Lack of training for non-traditional charge entry staff
Many of the EHR systems today automate the charge capture of services to other workflow processes. Such processes can include documentation, timing from procedure logs, change in patient status, and or processing of diagnostic tests. The automation of charging can improve charge capture accuracy and better support charging and compliance through required documentation.
However, the staff involved in the workflow should be aware of how their actions will:
- Result in patient charges
- Populate reports for code abstract
- Trigger hard coded items, procedures or services through the charge description master (CDM).
This often includes clinicians at all levels. Training should not include only how to navigate screens, but how their actions within the EHR can affect and impact the overall revenue cycle. Staff may also have additional responsibilities in the review of their charge activity and reconciliation, as well as working potential issues and errors. If the staff has not traditionally had responsibility for monitoring their charge activity this can be a steep learning curve.
Translating current charge capture methodology to the new system (1:1)
The ability to automate processes in an EHR can make an incredible difference in the efficiencies and productivity of staff, and improve overall charge capture. However, too often current charge capture methodologies are simply copied over from a charge capture template into an electronic version of the same.

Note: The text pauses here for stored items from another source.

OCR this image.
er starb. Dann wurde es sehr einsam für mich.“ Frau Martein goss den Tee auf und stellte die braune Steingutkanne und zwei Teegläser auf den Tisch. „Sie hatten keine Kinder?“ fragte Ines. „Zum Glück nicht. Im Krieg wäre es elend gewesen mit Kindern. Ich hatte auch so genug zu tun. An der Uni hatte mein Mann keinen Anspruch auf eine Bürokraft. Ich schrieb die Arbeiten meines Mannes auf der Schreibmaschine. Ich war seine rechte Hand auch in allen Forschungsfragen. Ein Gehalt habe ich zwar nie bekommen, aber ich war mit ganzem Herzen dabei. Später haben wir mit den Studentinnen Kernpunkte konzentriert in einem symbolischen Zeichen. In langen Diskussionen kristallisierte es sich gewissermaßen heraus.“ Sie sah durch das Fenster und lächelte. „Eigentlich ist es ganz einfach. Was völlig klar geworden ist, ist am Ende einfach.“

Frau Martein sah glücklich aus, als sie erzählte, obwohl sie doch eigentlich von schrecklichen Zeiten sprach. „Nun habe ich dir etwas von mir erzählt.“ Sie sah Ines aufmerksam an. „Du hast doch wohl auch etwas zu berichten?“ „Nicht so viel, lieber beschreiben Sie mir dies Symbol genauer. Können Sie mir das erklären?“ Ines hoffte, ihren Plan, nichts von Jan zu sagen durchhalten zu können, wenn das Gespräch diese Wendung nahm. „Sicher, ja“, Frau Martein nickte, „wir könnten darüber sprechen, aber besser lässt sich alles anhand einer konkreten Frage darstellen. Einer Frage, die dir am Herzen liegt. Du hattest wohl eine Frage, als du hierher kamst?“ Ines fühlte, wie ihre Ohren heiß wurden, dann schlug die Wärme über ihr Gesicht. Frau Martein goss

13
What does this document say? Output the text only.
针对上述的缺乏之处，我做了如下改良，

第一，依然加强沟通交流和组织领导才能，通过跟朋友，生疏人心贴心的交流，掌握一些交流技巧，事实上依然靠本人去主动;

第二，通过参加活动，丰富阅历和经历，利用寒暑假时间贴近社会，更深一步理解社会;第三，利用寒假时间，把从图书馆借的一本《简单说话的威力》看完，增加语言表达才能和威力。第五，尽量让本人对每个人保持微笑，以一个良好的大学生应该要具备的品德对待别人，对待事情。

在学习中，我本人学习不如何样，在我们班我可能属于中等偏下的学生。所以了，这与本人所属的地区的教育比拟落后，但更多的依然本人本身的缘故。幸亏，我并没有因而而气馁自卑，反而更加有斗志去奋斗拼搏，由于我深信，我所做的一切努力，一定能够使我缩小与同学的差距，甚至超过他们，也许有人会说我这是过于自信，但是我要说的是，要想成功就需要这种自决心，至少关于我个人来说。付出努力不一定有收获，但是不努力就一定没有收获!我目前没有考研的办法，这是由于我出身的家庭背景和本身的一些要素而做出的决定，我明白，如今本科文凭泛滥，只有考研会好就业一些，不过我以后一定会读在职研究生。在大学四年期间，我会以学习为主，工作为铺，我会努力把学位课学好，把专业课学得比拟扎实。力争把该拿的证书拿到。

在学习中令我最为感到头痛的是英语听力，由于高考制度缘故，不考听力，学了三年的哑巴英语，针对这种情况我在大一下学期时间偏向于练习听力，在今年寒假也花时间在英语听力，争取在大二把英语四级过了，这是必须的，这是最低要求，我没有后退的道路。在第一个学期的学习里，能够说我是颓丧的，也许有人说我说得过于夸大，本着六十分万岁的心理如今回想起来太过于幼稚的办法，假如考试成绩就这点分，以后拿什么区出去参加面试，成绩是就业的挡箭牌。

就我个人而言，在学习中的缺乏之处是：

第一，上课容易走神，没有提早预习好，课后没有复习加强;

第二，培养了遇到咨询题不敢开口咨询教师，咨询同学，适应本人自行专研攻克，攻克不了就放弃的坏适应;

The opportunity to improve upon the identification and capture of the item, procedure, or service is not addressed during implementation. And if problems existed prior in these areas, the same will likely result, but just now in an electronic state.
As a part of an EHR implementation, healthcare providers should take the time to assess current charge capture methodologies and improve upon them before implementation.
Not completely testing patient scenarios
Testing the EHR prior to go-live is a standard practice. Example scenarios are selected and to be followed through the patient experience to ensure workflows from physician order to billing are working soundly.
What can occur is an incomplete test. Healthcare providers should test that the orders are present, that they trigger a response, and that services are documented and charges results. But they should also look deeper into the processes and detail.
Is the documentation complete? Are the charges correct (not just “is there a charge?”), etc.
Better practice is to include with the patient scenario testing a complete review of the linkage between actions and charges. This is often referred to as an order entry mapping audit.
Inability to troubleshoot issues
EHRs provide a lot of data. Sometimes they provide too much data. The ability to monitor and measure can be great, however, it’s knowing what to do with the data and if needed, how to react.
As revenue cycle metrics may change (and they will) it is important to understand potential root causes. Without this understanding, issues may compound and result in even greater losses.
Healthcare is only going to get more electronic and digital. We will not be returning to the world of paper. In light of this, it is critical that we understand what it takes to run a successful EHR implementation both with regards to the systems and the people who operate them. The profit of health providers, or lack thereof, is directly tied to the success of the EHR.